There are generally two methods to solve this function:

  • Based on knowledge of calculus and linear algebra, find the point where the derivative of \(L\) is 0, which is the optimal point. This method can only solve simple models.

  • Based on gradient descent, iteratively search for the optimal point. The gradient descent method can solve many complex models, such as deep learning models, which are further explained in Section 2.3.

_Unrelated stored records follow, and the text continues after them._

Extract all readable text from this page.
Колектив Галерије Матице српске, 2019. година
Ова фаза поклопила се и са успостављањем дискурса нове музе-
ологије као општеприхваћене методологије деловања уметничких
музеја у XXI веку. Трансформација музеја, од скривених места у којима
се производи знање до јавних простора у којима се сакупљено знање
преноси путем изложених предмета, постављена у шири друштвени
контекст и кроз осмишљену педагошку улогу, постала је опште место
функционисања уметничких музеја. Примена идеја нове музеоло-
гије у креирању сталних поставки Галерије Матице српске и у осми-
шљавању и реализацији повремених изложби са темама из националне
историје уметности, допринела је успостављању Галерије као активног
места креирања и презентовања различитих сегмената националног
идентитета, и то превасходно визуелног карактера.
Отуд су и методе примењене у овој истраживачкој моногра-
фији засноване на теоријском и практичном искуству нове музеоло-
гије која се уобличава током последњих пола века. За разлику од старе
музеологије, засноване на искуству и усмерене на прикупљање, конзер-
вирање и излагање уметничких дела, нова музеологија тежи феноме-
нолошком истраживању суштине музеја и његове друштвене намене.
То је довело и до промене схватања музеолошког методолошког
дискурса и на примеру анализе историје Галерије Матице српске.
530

General Form of Linear Regression#

We now extend the regression problem to a more general scenario. Suppose \( \boldsymbol{x} \) is multivariate, or multi-dimensional. For example, to predict housing prices, many factors need to be considered, including the number of bedrooms (two-bedroom, three-bedroom, four-bedroom), surrounding businesses, etc. As shown in the formula below, each factor is a \( W \):

\[ f(\boldsymbol{x}) = b + W_1 \times x_1 + W_2 \times x_2 + ... + W_n \times x_n \]

\( W \) is the parameter, also known as the weight. There are a total of \( n \) influencing factors, i.e., \(\boldsymbol{x}\) is \(n\) dimensional. In machine learning, $\boldsymbol{x} is referred to as features.

\[ f(\boldsymbol{x}) = b + \boldsymbol{W} \boldsymbol{{x}} \]

The predicted \( y \) is a real number, ranging from negative infinity to positive infinity, and a model that predicts real numbers is called a regression model.

Logistic Regression#

Regression problems refer to target values in the entire real number domain, while classification problems refer to target values that are finite discrete values. For example, we want to perform sentiment classification, and the target values have two options, 0 and 1, representing negative and positive, a binary classification function can be represented as:

\[\begin{split} y = \begin{cases} 0 &\text{if } z < 0 \\ 1 &\text{if } z \geq 0 \end{cases} \end{split}\]

Based on linear regression, we apply a function \( g(z) \) to the outside:

\[ g(z)= \frac 1 {1+e^{-z}} \]

This \( g(z) \) is known as the Sigmoid function or Logistic function, and the Sigmoid function is visualized below.

%config InlineBackend.figure_format = 'svg'
import matplotlib.pyplot as plt
import numpy as np

fig, axs = plt.subplots(1, 1, figsize=(4, 3), sharey=True)

# 创建 x 轴的数据
x = np.linspace(-4, 4, 200)

# 创建 sigmoid 函数的 y 轴数据
sigmoid = 1 / (1 + np.exp(-x))

plt.plot(x, sigmoid, label='Sigmoid function')
plt.title('Sigmoid')
plt.xlabel('x')
plt.ylabel('g(x)')
plt.grid(True, which='both', linestyle='--', linewidth=0.5)

plt.tight_layout()
plt.show()
../_images/6baf8f92dbf92b7464e3bd30aaae661b66a4174b0e9e831f8f57090a2f08d878.svg

The properties of the Logistic function indicate that it can map \((-\infty, +\infty)\) to \((0, 1)\). The Logistic function has a clear dividing line and takes the value of 0.5 at the midpoint. Because the Logistic function has a clear dividing line, it can be used for classification. By incorporating the linear regression into the logistic function, we obtain:

\[ y = f(\boldsymbol{x}) = g(\boldsymbol{W} \boldsymbol{x}) = \frac 1{1+e^{-\boldsymbol{W} \boldsymbol{x}}} \]

We will not go into the mathematical part of the training and solving of logistic regression here, and interested readers can search for related knowledge on the Internet.